Chine. Les charges contre un avocat éminent des droits humains doivent être abandonnées car motivées par des raisons d'ordre politique

Pu Zhiqiang en novembre 2011. © AFP/Getty

Les autorités chinoises doivent cesser de persécuter Pu Zhiqiang, un avocat des droits humains bien connu, et abandonner toutes les charges prononcées à son encontre, a dit Amnesty International.

Le vendredi 15 mai le parquet de Pékin a inculpé Pu Zhiqiang pour avoir « cherché à provoquer des conflits et troublé l'ordre public » et pour « incitation à la haine à l'égard d'une ethnie », essentiellement sur la base de commentaires qu'il a faits sur Internet. S'il est reconnu coupable, il encourt jusqu'à 10 ans d'emprisonnement.

Avec cette action en justice, les autorités font comprendre à tous les avocats qui acceptent des dossiers “sensibles” qu'ils feraient mieux de se ranger.
William Nee, chercheur sur la Chine à Amnesty International

« Les charges prononcées contre Pu Zhiqiang constituent encore un acte de persécution politique. Les chances qu'il soit jugé au cours d'un procès équitable sont quasiment nulles », a déclaré William Nee, chercheur sur la Chine à Amnesty International.

« Il n'a rien fait d'autre que commenter l'actualité sur des réseaux sociaux. Le gouvernement chinois bafoue de manière flagrante la liberté d'expression de cet homme et tente de réduire au silence une voix indépendante. »

Pu Zhiqiang avait été placé en détention le 6 mai 2014, après avoir participé à un séminaire, à Pékin, appelant à l'ouverture d'une enquête sur la répression de Tiananmen en 1989.

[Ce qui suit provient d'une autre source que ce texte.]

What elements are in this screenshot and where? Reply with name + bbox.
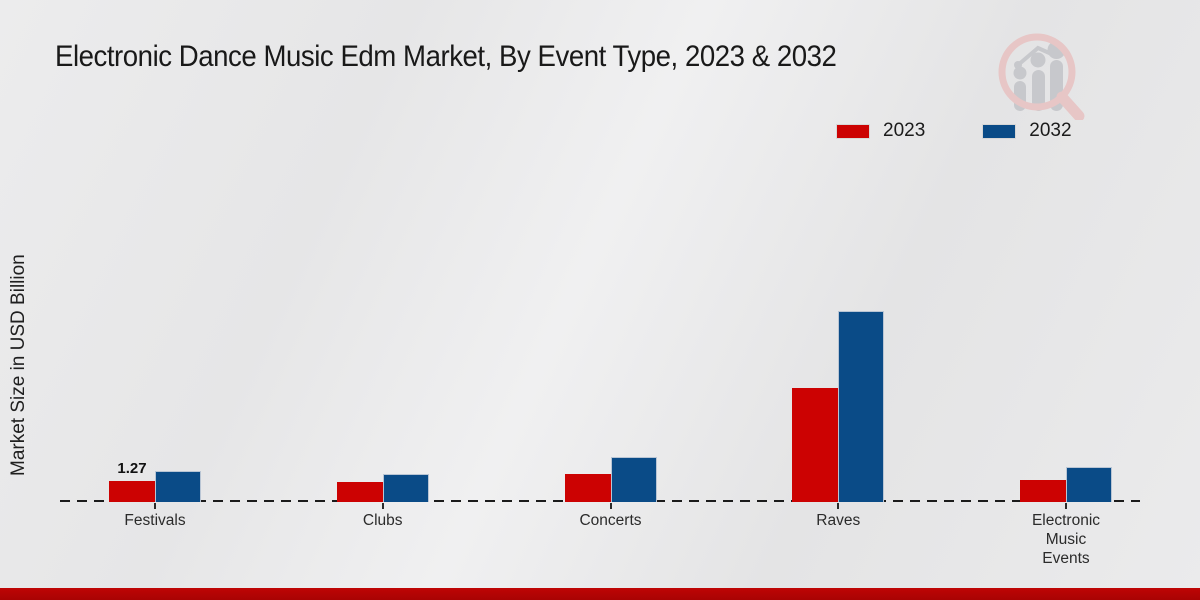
footer-accent-bar bbox=[0, 588, 1200, 600]
bar-2023-electronic-music-events bbox=[1020, 480, 1066, 502]
x-axis-category-label-clubs: Clubs bbox=[362, 512, 403, 529]
x-axis-category-label-concerts: Concerts bbox=[579, 512, 642, 529]
bar-value-label-festivals: 1.27 bbox=[117, 460, 147, 478]
bar-2023-clubs bbox=[336, 481, 383, 502]
chart-title: Electronic Dance Music Edm Market, By Ev… bbox=[55, 40, 837, 73]
x-axis-category-label-raves: Raves bbox=[816, 512, 861, 529]
bar-2023-concerts bbox=[564, 473, 611, 502]
x-axis-tick-festivals bbox=[154, 503, 156, 509]
x-axis-tick-concerts bbox=[609, 503, 612, 509]
bar-2032-concerts bbox=[610, 457, 657, 502]
bar-2032-raves bbox=[838, 310, 885, 502]
legend-label-2032: 2032 bbox=[1029, 120, 1072, 141]
bar-2032-electronic-music-events bbox=[1066, 467, 1112, 502]
bar-2023-raves bbox=[792, 387, 839, 502]
bar-2032-clubs bbox=[382, 474, 429, 502]
x-axis-tick-clubs bbox=[381, 503, 384, 509]
x-axis-category-label-electronic-music-events: Electronic Music Events bbox=[1031, 512, 1101, 567]
legend-label-2023: 2023 bbox=[883, 120, 926, 141]
magnifier-chart-logo-icon bbox=[998, 33, 1085, 122]
x-axis-category-label-festivals: Festivals bbox=[124, 512, 186, 529]
bar-2023-festivals bbox=[109, 481, 155, 502]
legend-swatch-2032 bbox=[983, 124, 1016, 138]
x-axis-tick-raves bbox=[837, 503, 840, 509]
x-axis-tick-electronic-music-events bbox=[1065, 503, 1067, 509]
legend-swatch-2023 bbox=[837, 124, 869, 138]
legend: 2023 2032 bbox=[837, 120, 1072, 142]
bar-2032-festivals bbox=[155, 471, 201, 502]
market-research-logo-watermark bbox=[992, 20, 1092, 125]
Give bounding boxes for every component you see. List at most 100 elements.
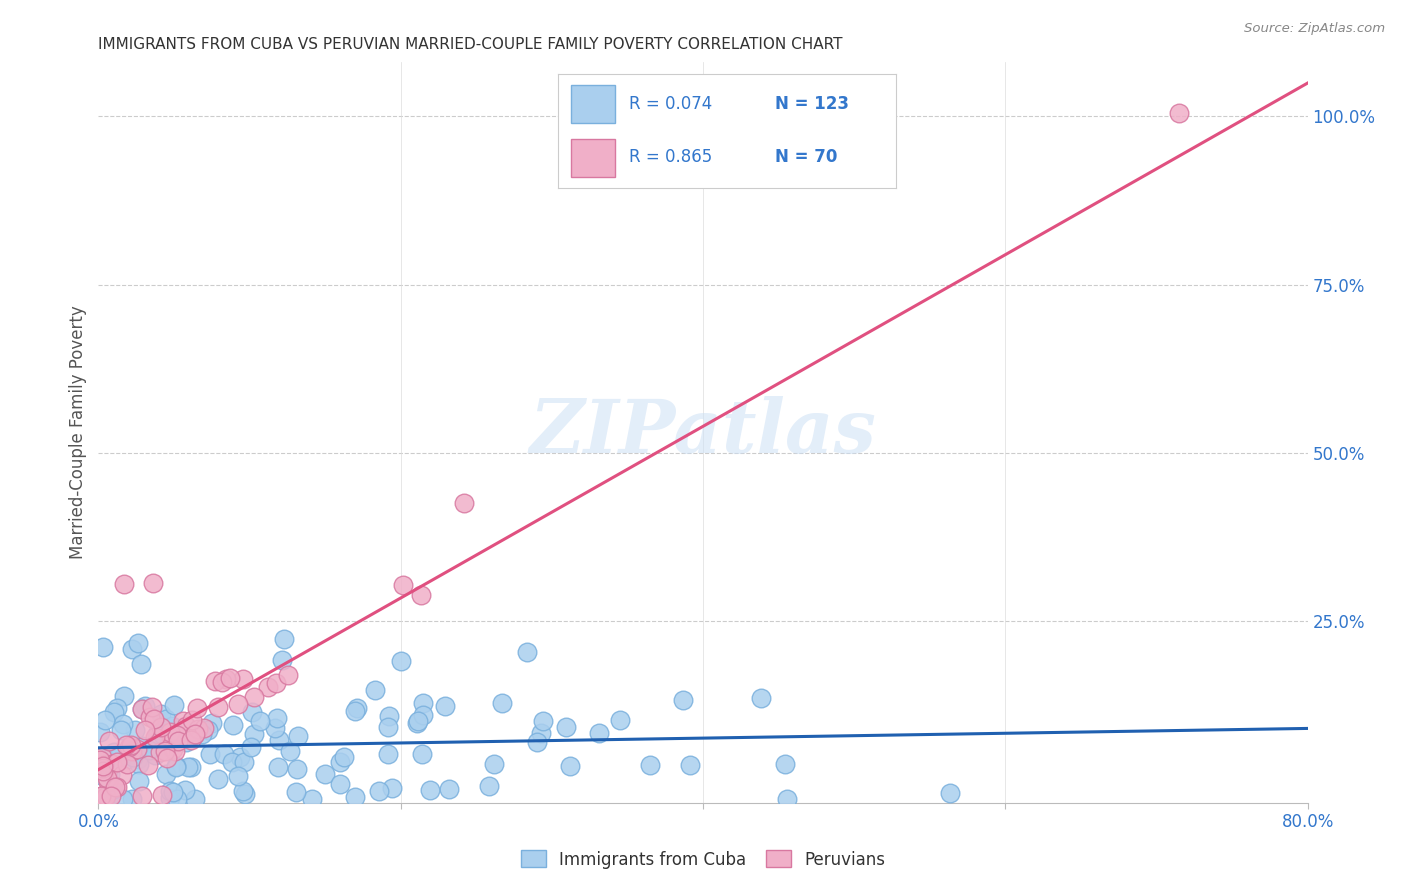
Point	[165, 758, 187, 772]
Point	[159, 724, 181, 739]
Point	[134, 699, 156, 714]
Point	[183, 728, 205, 742]
Point	[112, 577, 135, 591]
Point	[89, 724, 111, 739]
Point	[198, 747, 221, 761]
Point	[214, 672, 236, 686]
Point	[287, 730, 309, 744]
Point	[141, 700, 163, 714]
Point	[128, 757, 150, 772]
Point	[222, 718, 245, 732]
Point	[93, 758, 115, 772]
Point	[118, 740, 141, 755]
Point	[389, 654, 412, 668]
Point	[100, 789, 122, 803]
Point	[531, 714, 554, 728]
Point	[378, 709, 401, 723]
Point	[160, 731, 183, 745]
Point	[174, 719, 197, 733]
Point	[152, 728, 174, 742]
Point	[94, 751, 117, 765]
Point	[165, 728, 187, 742]
Point	[96, 789, 118, 803]
Point	[263, 721, 285, 735]
Point	[143, 730, 166, 744]
Point	[165, 760, 187, 774]
Point	[558, 759, 581, 773]
Point	[555, 719, 578, 733]
Point	[166, 734, 188, 748]
Point	[193, 722, 215, 736]
Point	[117, 751, 139, 765]
Point	[131, 702, 153, 716]
Point	[104, 780, 127, 795]
Point	[155, 712, 177, 726]
Point	[150, 788, 173, 802]
Point	[232, 673, 254, 687]
Point	[134, 723, 156, 738]
Point	[91, 758, 114, 772]
Point	[162, 742, 184, 756]
Point	[129, 657, 152, 672]
Point	[91, 761, 114, 775]
Point	[232, 784, 254, 798]
Point	[516, 645, 538, 659]
Point	[411, 588, 433, 602]
Point	[679, 757, 702, 772]
Point	[153, 744, 176, 758]
Point	[156, 750, 179, 764]
Point	[412, 708, 434, 723]
Point	[162, 698, 184, 712]
Point	[146, 727, 169, 741]
Point	[240, 705, 263, 719]
Point	[219, 672, 242, 686]
Point	[672, 693, 695, 707]
Point	[184, 727, 207, 741]
Point	[301, 792, 323, 806]
Point	[478, 779, 501, 793]
Point	[267, 760, 290, 774]
Point	[159, 783, 181, 797]
Point	[180, 760, 202, 774]
Point	[107, 748, 129, 763]
Point	[181, 713, 204, 727]
Point	[138, 758, 160, 772]
Point	[149, 707, 172, 722]
Point	[121, 744, 143, 758]
Point	[207, 772, 229, 786]
Point	[122, 749, 145, 764]
Point	[278, 744, 301, 758]
Point	[110, 723, 132, 737]
Point	[1168, 106, 1191, 120]
Point	[405, 716, 427, 731]
Point	[434, 699, 457, 714]
Point	[773, 757, 796, 772]
Point	[343, 790, 366, 805]
Point	[391, 578, 413, 592]
Point	[97, 792, 120, 806]
Point	[103, 705, 125, 719]
Point	[243, 690, 266, 704]
Point	[273, 632, 295, 646]
Point	[105, 755, 128, 769]
Point	[314, 767, 336, 781]
Point	[93, 713, 115, 727]
Point	[112, 689, 135, 703]
Point	[138, 743, 160, 757]
Point	[124, 723, 146, 737]
Point	[211, 675, 233, 690]
Point	[609, 713, 631, 727]
Point	[128, 773, 150, 788]
Point	[257, 680, 280, 694]
Point	[105, 780, 128, 794]
Point	[749, 691, 772, 706]
Point	[381, 780, 404, 795]
Point	[264, 675, 287, 690]
Point	[333, 750, 356, 764]
Point	[174, 735, 197, 749]
Point	[408, 714, 430, 729]
Point	[939, 786, 962, 800]
Point	[96, 772, 118, 786]
Point	[201, 716, 224, 731]
Point	[160, 718, 183, 732]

Il a représenté des personnes dans plusieurs affaires « sensibles » de droits humains, dont celles liées au Mouvement des nouveaux citoyens, un réseau informel de militants dont l'objectif est de promouvoir la transparence au niveau du gouvernement et de dénoncer des faits de corruption.

« Avec cette action en justice, les autorités font comprendre à tous les avocats qui acceptent des dossiers “sensibles” qu'ils feraient mieux de se ranger. Ce harcèlement des défenseurs des droits des citoyens ordinaires doit cesser », a déclaré William Nee.